Multi-Signature Wallets: The Gold Standard of Crypto Security
Multi-sig wallets require multiple private keys to authorise transactions, making them virtually impossible to compromise. Here is how they work.
A multi-signature (multi-sig) wallet requires approvals from multiple private keys before any transaction can execute. A 2-of-3 wallet, for example, has 3 keys — any 2 must sign a transaction. This means a single compromised key, lost device, or social engineering attack cannot drain the wallet.
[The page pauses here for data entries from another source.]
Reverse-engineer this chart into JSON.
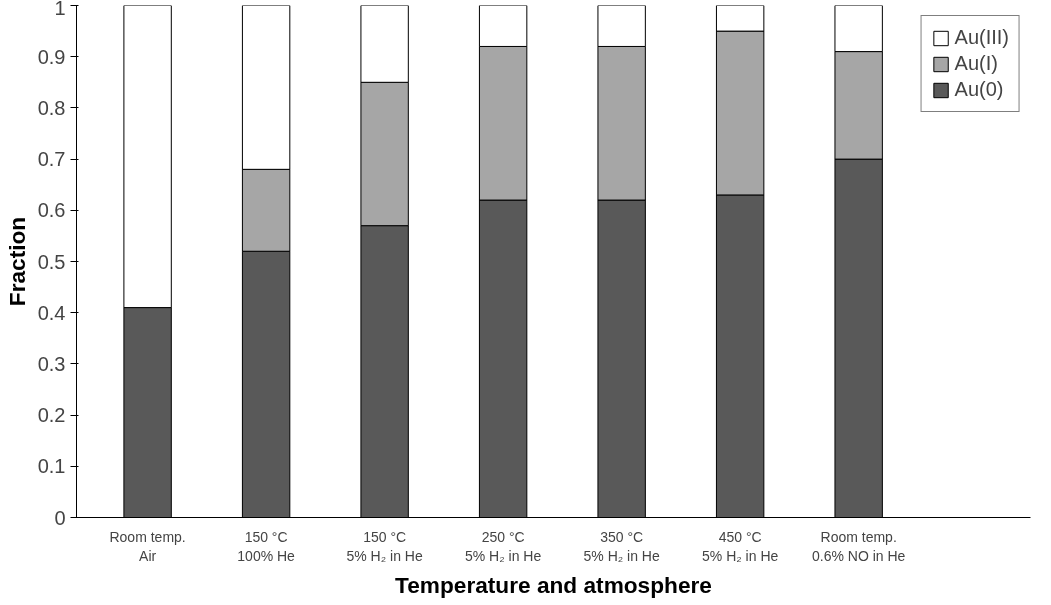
{
  "chart_data": {
    "type": "bar",
    "stacked": true,
    "xlabel": "Temperature and atmosphere",
    "ylabel": "Fraction",
    "categories": [
      "Room temp.\nAir",
      "150 °C\n100% He",
      "150 °C\n5% H₂ in He",
      "250 °C\n5% H₂ in He",
      "350 °C\n5% H₂ in He",
      "450 °C\n5% H₂ in He",
      "Room temp.\n0.6% NO in He"
    ],
    "series": [
      {
        "name": "Au(0)",
        "color": "#595959",
        "values": [
          0.41,
          0.52,
          0.57,
          0.62,
          0.62,
          0.63,
          0.7
        ]
      },
      {
        "name": "Au(I)",
        "color": "#a6a6a6",
        "values": [
          0,
          0.16,
          0.28,
          0.3,
          0.3,
          0.32,
          0.21
        ]
      },
      {
        "name": "Au(III)",
        "color": "#ffffff",
        "values": [
          0.59,
          0.32,
          0.15,
          0.08,
          0.08,
          0.05,
          0.09
        ]
      }
    ],
    "ylim": [
      0,
      1
    ],
    "yticks": [
      0,
      0.1,
      0.2,
      0.3,
      0.4,
      0.5,
      0.6,
      0.7,
      0.8,
      0.9,
      1
    ],
    "grid": false,
    "legend": "top right"
  }
}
Multi-sig is the gold standard for securing large crypto holdings.
How Multi-Sig Works
- Create a wallet specifying M-of-N: any M of N keyholders must approve each transaction
- Common setups: 2-of-3 (two keys required from three), 3-of-5 (three from five)
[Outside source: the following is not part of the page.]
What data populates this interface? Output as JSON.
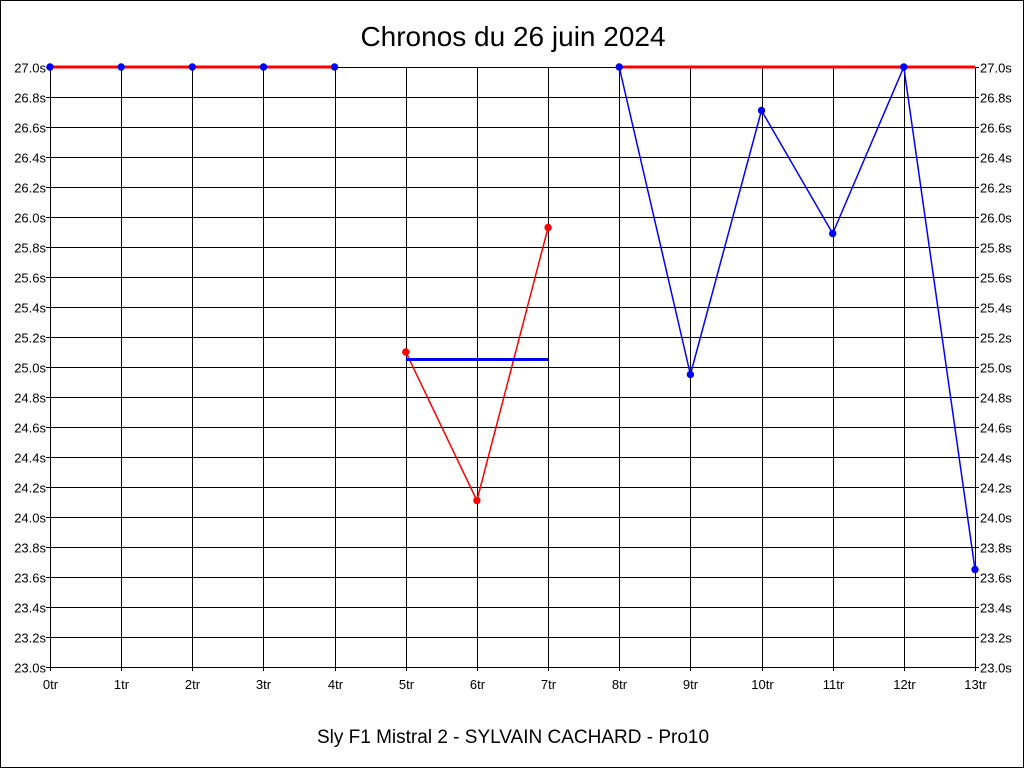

- Keys can be distributed: different devices, different locations, different people
- Gnosis Safe: the dominant multi-sig wallet protocol, manages $60B+ in assets
- Steyble multi-sig: create and manage multi-sig vaults directly in the Steyble app
Multi-Sig Use Cases
- Personal security: 2-of-3 personal multi-sig — one key on phone, one hardware wallet, one backup
- Family funds: 2-of-3 with spouse — either can transact, but both need to agree for large amounts
- Business treasury: 3-of-5 with CFO + 2 board members required for any disbursement
- Inheritance: beneficiary holds one key, executor another — both required to unlock after death
- DAO treasury: community multi-sig requiring majority of council members to approve spending
Setting Up Your First Multi-Sig
Setting up a 2-of-3 multi-sig on Steyble takes 15 minutes. Define your three key sources (Steyble mobile wallet, hardware wallet, emergency backup device), deploy the smart contract, and test with a small transaction. Your emergency backup key should be physically secured (safety deposit box or fireproof safe) — it is the recovery option if one primary key is lost. Once set up, your assets have industrial-grade security without relying on any third party.